Açık alanda bulunan yatağın karşısında aynalı bir masa, çaprazında işlemeli güzel bir paravan ve küçük ikili bir kanepe vardı. Duvar yerine palmiye ağaçları ile farklı bir kaç ağaçtan oluşan ve kalın olduğu belli olan duvarlar inşa edilmişti.
Burada kim nasıl yaşardı üstelik ne nedenle..
Aiden kalkmaya çalışarak bacaklarını hareket ettirdi ve yataktan aşağı sarkıttı. Şimdi ayakları yere değiyordu ve tabanlarını gıdıklayan şeyin ne olduğunu merak ederek başını eğdi ve yerde halı namına hiç bir şeyin olmadığını gördü. Ayakları toprağın üzerine tüm çıplaklığı ile temas ediyordu.
Bu durum çok fazla hoşuna gitmese de çizmelerinin şu an nerede olduğunu bilmediğinden bu şekilde ayağa kalkarak yürümeye başladı. Oda bile denilemeyecek alandan çıktığı zaman durarak başını kaldırdı ve etrafına baktı. Hiç kimse yoktu. Üstelik şu an burada birilerinin yaşadığına dair bir belirtide göremiyordu. Hemen yan tarafında kaldığı yer gibi üç alan daha bulunduğunu farketti. Elbet bu odaları da inceleyecekti fakat şu an burada neler döndüğünü anlamalıydı.
" Kimse yok mu " diyerek ilerleyişini sürdürdü.
Kuş sesleri bulunduğu adanın içinde yankılanırken bir kaç dakika daha yürümeye devam etti.
Bu adayla ilgili bildiği tek şey yıllardır buraya kimsenin uğramadığıydı. Nedenini pek bilmese de Shetland Adasının kurak oluşu ve yaşama elverişli olmamasından kaynaklandığını biryerlerden duymuş olmalıydı. Fakat şu an görmekte olduğu tüm güzellikler durmadan kaşlarını çatmasına sebep oluyordu.

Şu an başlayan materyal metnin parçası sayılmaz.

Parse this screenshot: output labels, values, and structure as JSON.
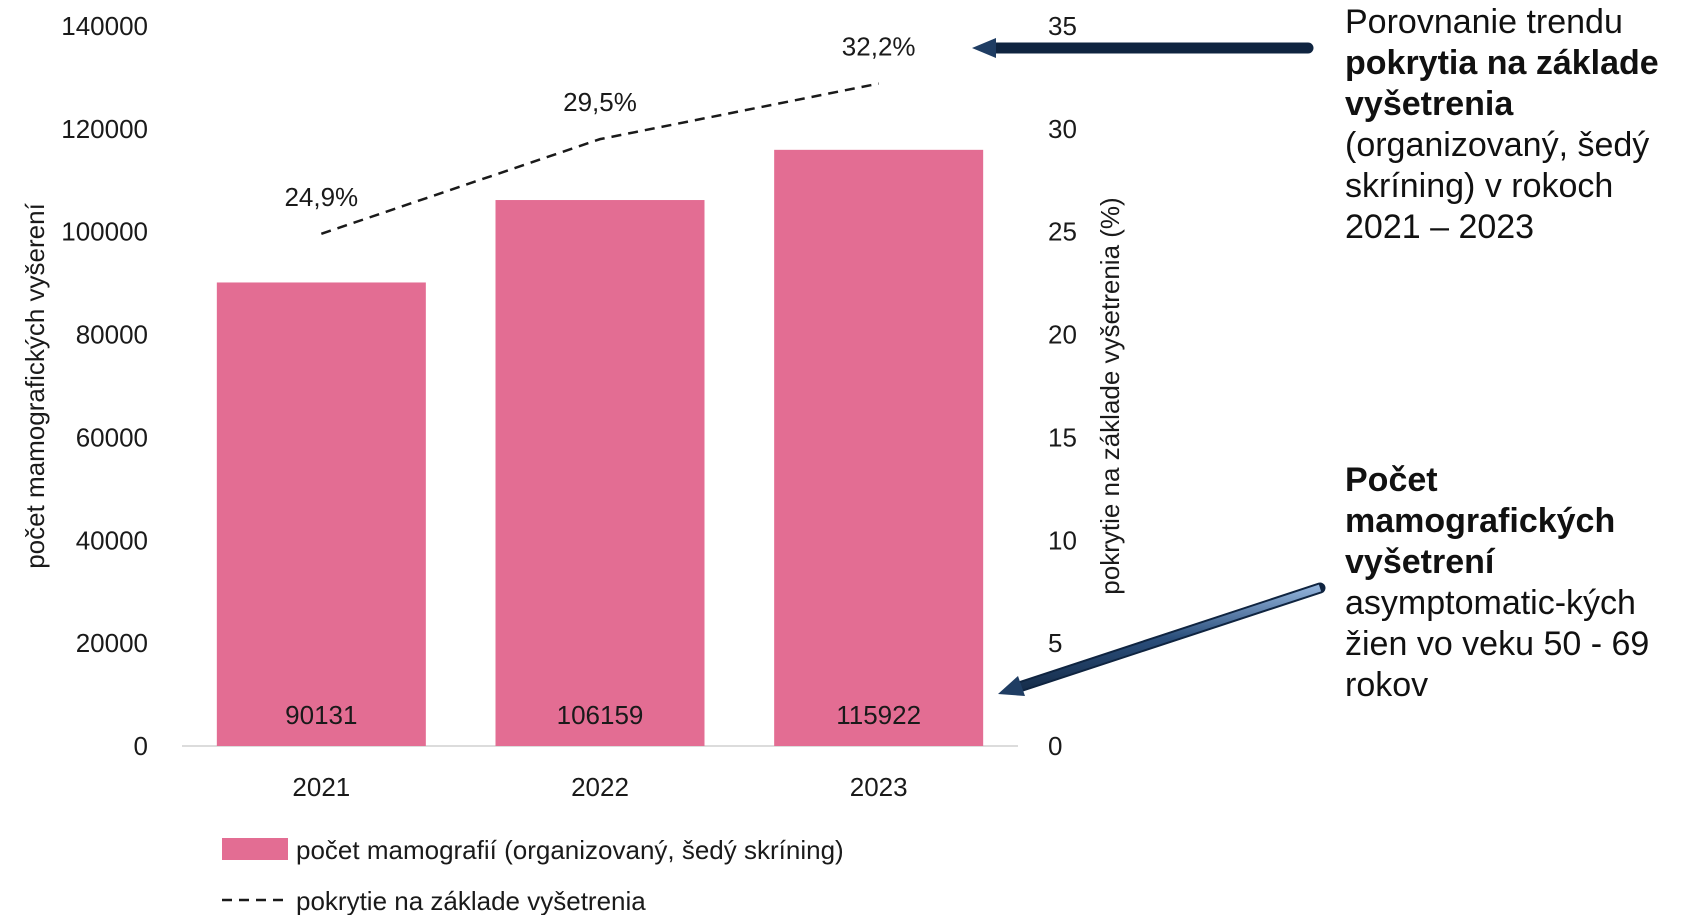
{
  "chart_data": {
    "type": "bar",
    "categories": [
      "2021",
      "2022",
      "2023"
    ],
    "series": [
      {
        "name": "počet mamografií (organizovaný, šedý skríning)",
        "type": "bar",
        "axis": "left",
        "values": [
          90131,
          106159,
          115922
        ],
        "data_labels": [
          "90131",
          "106159",
          "115922"
        ],
        "color": "#e36d93"
      },
      {
        "name": "pokrytie na základe vyšetrenia",
        "type": "line",
        "axis": "right",
        "style": "dashed",
        "values": [
          24.9,
          29.5,
          32.2
        ],
        "data_labels": [
          "24,9%",
          "29,5%",
          "32,2%"
        ],
        "color": "#1a1a1a"
      }
    ],
    "ylabel": "počet mamografických vyšerení",
    "ylim": [
      0,
      140000
    ],
    "yticks": [
      "0",
      "20000",
      "40000",
      "60000",
      "80000",
      "100000",
      "120000",
      "140000"
    ],
    "y2label": "pokrytie na základe vyšetrenia (%)",
    "y2lim": [
      0,
      35
    ],
    "y2ticks": [
      "0",
      "5",
      "10",
      "15",
      "20",
      "25",
      "30",
      "35"
    ],
    "grid": false,
    "legend": "bottom"
  },
  "annotations": {
    "coverage": {
      "normal1": "Porovnanie trendu ",
      "bold": "pokrytia na základe vyšetrenia",
      "normal2": " (organizovaný, šedý skríning) v rokoch 2021 – 2023"
    },
    "count": {
      "bold": "Počet mamografických vyšetrení",
      "normal": " asymptomatic-kých žien vo veku 50 - 69 rokov"
    }
  },
  "colors": {
    "bar": "#e36d93",
    "arrow": "#1f3d63",
    "text": "#1a1a1a"
  }
}
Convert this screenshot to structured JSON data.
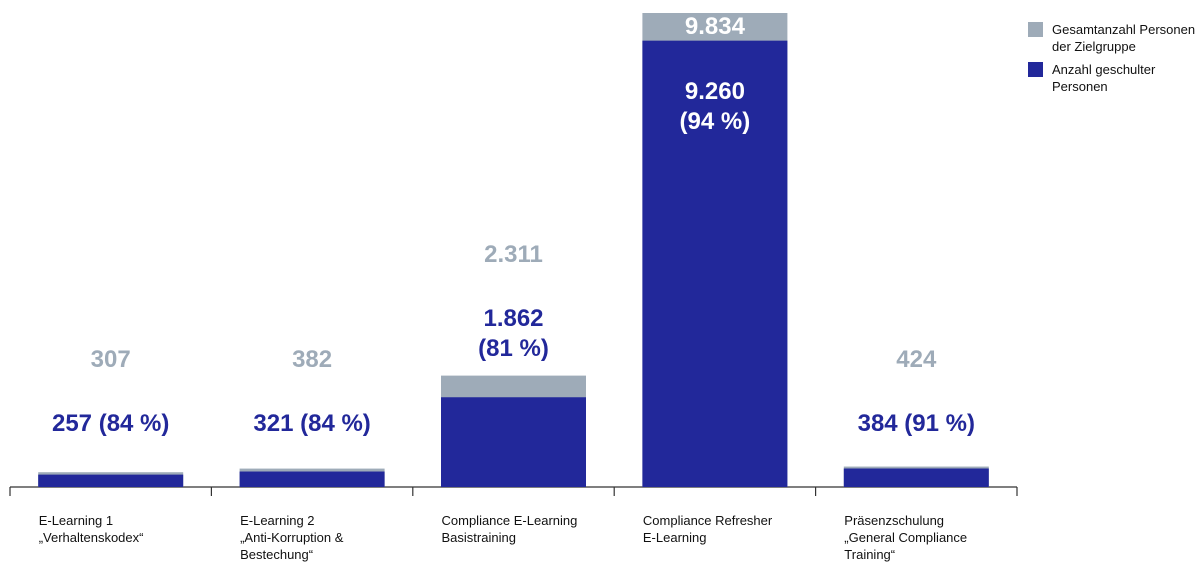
{
  "chart_data": {
    "type": "bar",
    "categories": [
      "E-Learning 1\n„Verhaltenskodex“",
      "E-Learning 2\n„Anti-Korruption &\nBestechung“",
      "Compliance E-Learning\nBasistraining",
      "Compliance Refresher\nE-Learning",
      "Präsenzschulung\n„General Compliance\nTraining“"
    ],
    "series": [
      {
        "name": "Gesamtanzahl Personen der Zielgruppe",
        "color": "#9eabb8",
        "values": [
          307,
          382,
          2311,
          9834,
          424
        ],
        "value_labels": [
          "307",
          "382",
          "2.311",
          "9.834",
          "424"
        ]
      },
      {
        "name": "Anzahl geschulter Personen",
        "color": "#22289a",
        "values": [
          257,
          321,
          1862,
          9260,
          384
        ],
        "value_labels": [
          "257 (84 %)",
          "321 (84 %)",
          "1.862\n(81 %)",
          "9.260\n(94 %)",
          "384 (91 %)"
        ]
      }
    ],
    "legend": "top-right"
  }
}
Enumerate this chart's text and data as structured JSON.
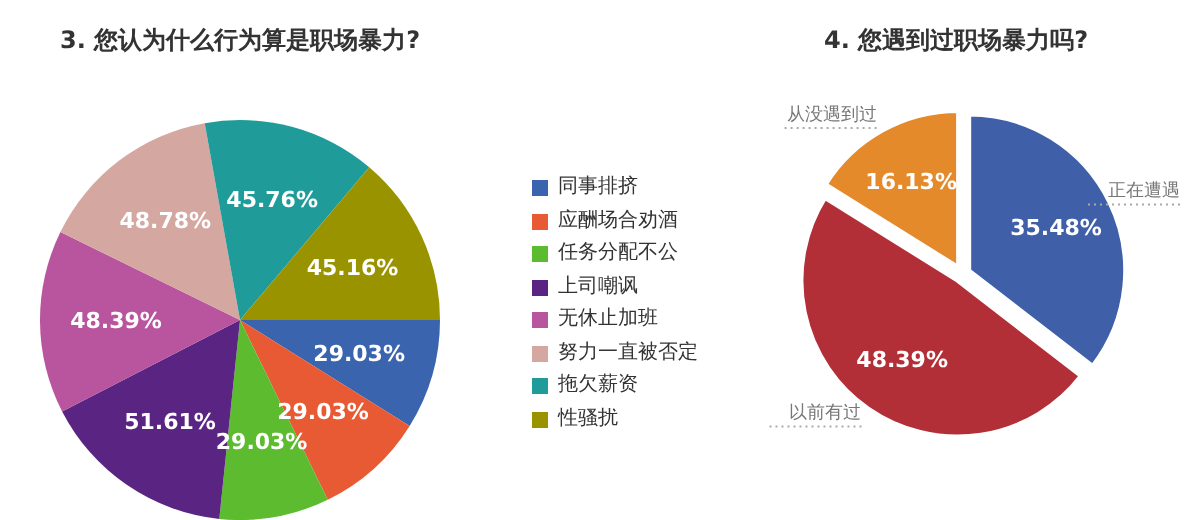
{
  "chart_data": [
    {
      "type": "pie",
      "title": "3. 您认为什么行为算是职场暴力?",
      "categories": [
        "同事排挤",
        "应酬场合劝酒",
        "任务分配不公",
        "上司嘲讽",
        "无休止加班",
        "努力一直被否定",
        "拖欠薪资",
        "性骚扰"
      ],
      "values": [
        29.03,
        29.03,
        29.03,
        51.61,
        48.39,
        48.78,
        45.76,
        45.16
      ],
      "colors": [
        "#3a64ad",
        "#e85a33",
        "#5cbb2f",
        "#5a2483",
        "#b9549f",
        "#d4a7a0",
        "#1f9c9a",
        "#9a9300"
      ],
      "value_labels": [
        "29.03%",
        "29.03%",
        "29.03%",
        "51.61%",
        "48.39%",
        "48.78%",
        "45.76%",
        "45.16%"
      ],
      "legend": "right"
    },
    {
      "type": "pie",
      "title": "4. 您遇到过职场暴力吗?",
      "categories": [
        "正在遭遇",
        "以前有过",
        "从没遇到过"
      ],
      "values": [
        35.48,
        48.39,
        16.13
      ],
      "colors": [
        "#3f5fa8",
        "#b32f37",
        "#e58a2a"
      ],
      "value_labels": [
        "35.48%",
        "48.39%",
        "16.13%"
      ]
    }
  ]
}
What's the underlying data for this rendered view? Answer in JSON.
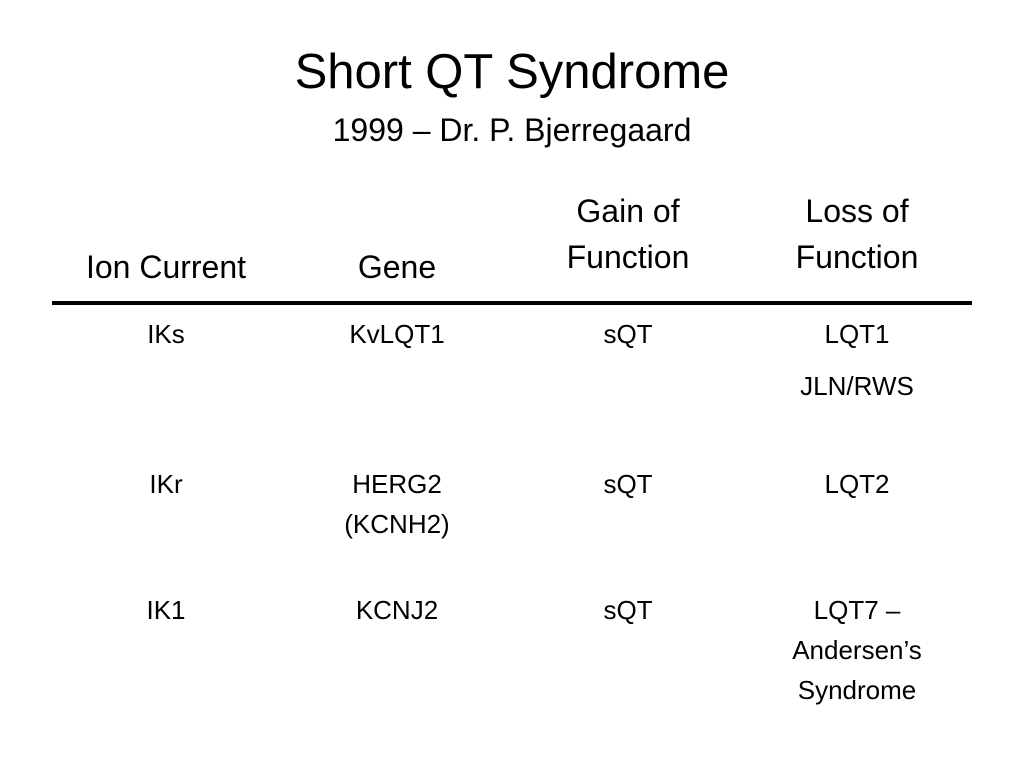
{
  "slide": {
    "title": "Short QT Syndrome",
    "subtitle": "1999 – Dr. P. Bjerregaard"
  },
  "table": {
    "headers": [
      "Ion Current",
      "Gene",
      "Gain of\nFunction",
      "Loss of\nFunction"
    ],
    "rows": [
      [
        "IKs",
        "KvLQT1",
        "sQT",
        "LQT1\nJLN/RWS"
      ],
      [
        "IKr",
        "HERG2\n(KCNH2)",
        "sQT",
        "LQT2"
      ],
      [
        "IK1",
        "KCNJ2",
        "sQT",
        "LQT7 –\nAndersen’s\nSyndrome"
      ]
    ]
  }
}
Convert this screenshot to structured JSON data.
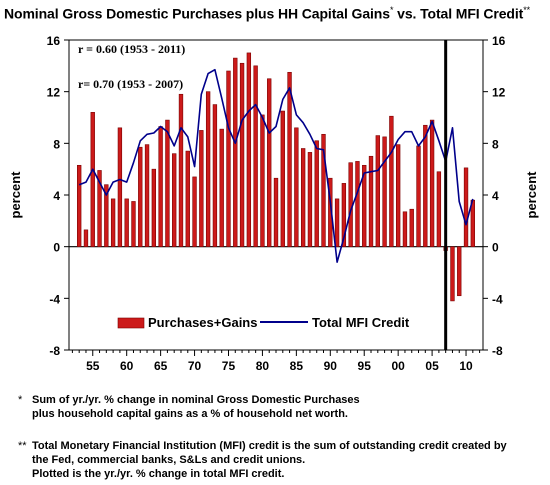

Ada adeta bir cennetten fırlamış gibiydi. Her yer rengarenk çiçeklerle dolup taşmıştı. Ağaçlar bakımlı ve parlak görünüyor ve ada bir çok hayvana ev sahipliği yapıyor gibi duruyordu. Kulağına gelen su sesiyle ne kadar susadığını farkederek sese doğru yürümeye başladı. Bir yerlerde içme suyu olmalıydı. Odadan çıkarken etrafına baksada su göremediği için su içmek o an aklına gelmemişti.
Yürüdükçe sese doğru yaklaşmaya başladığını farketti. Bir kaç sarmaşık ve ağaç parçasını eliyle kenara çektikten sonra hafif tepe gibi bir yerin üzerinde durduğunu gördü ve biraz aşağısında çok güzel bir şelale vardı.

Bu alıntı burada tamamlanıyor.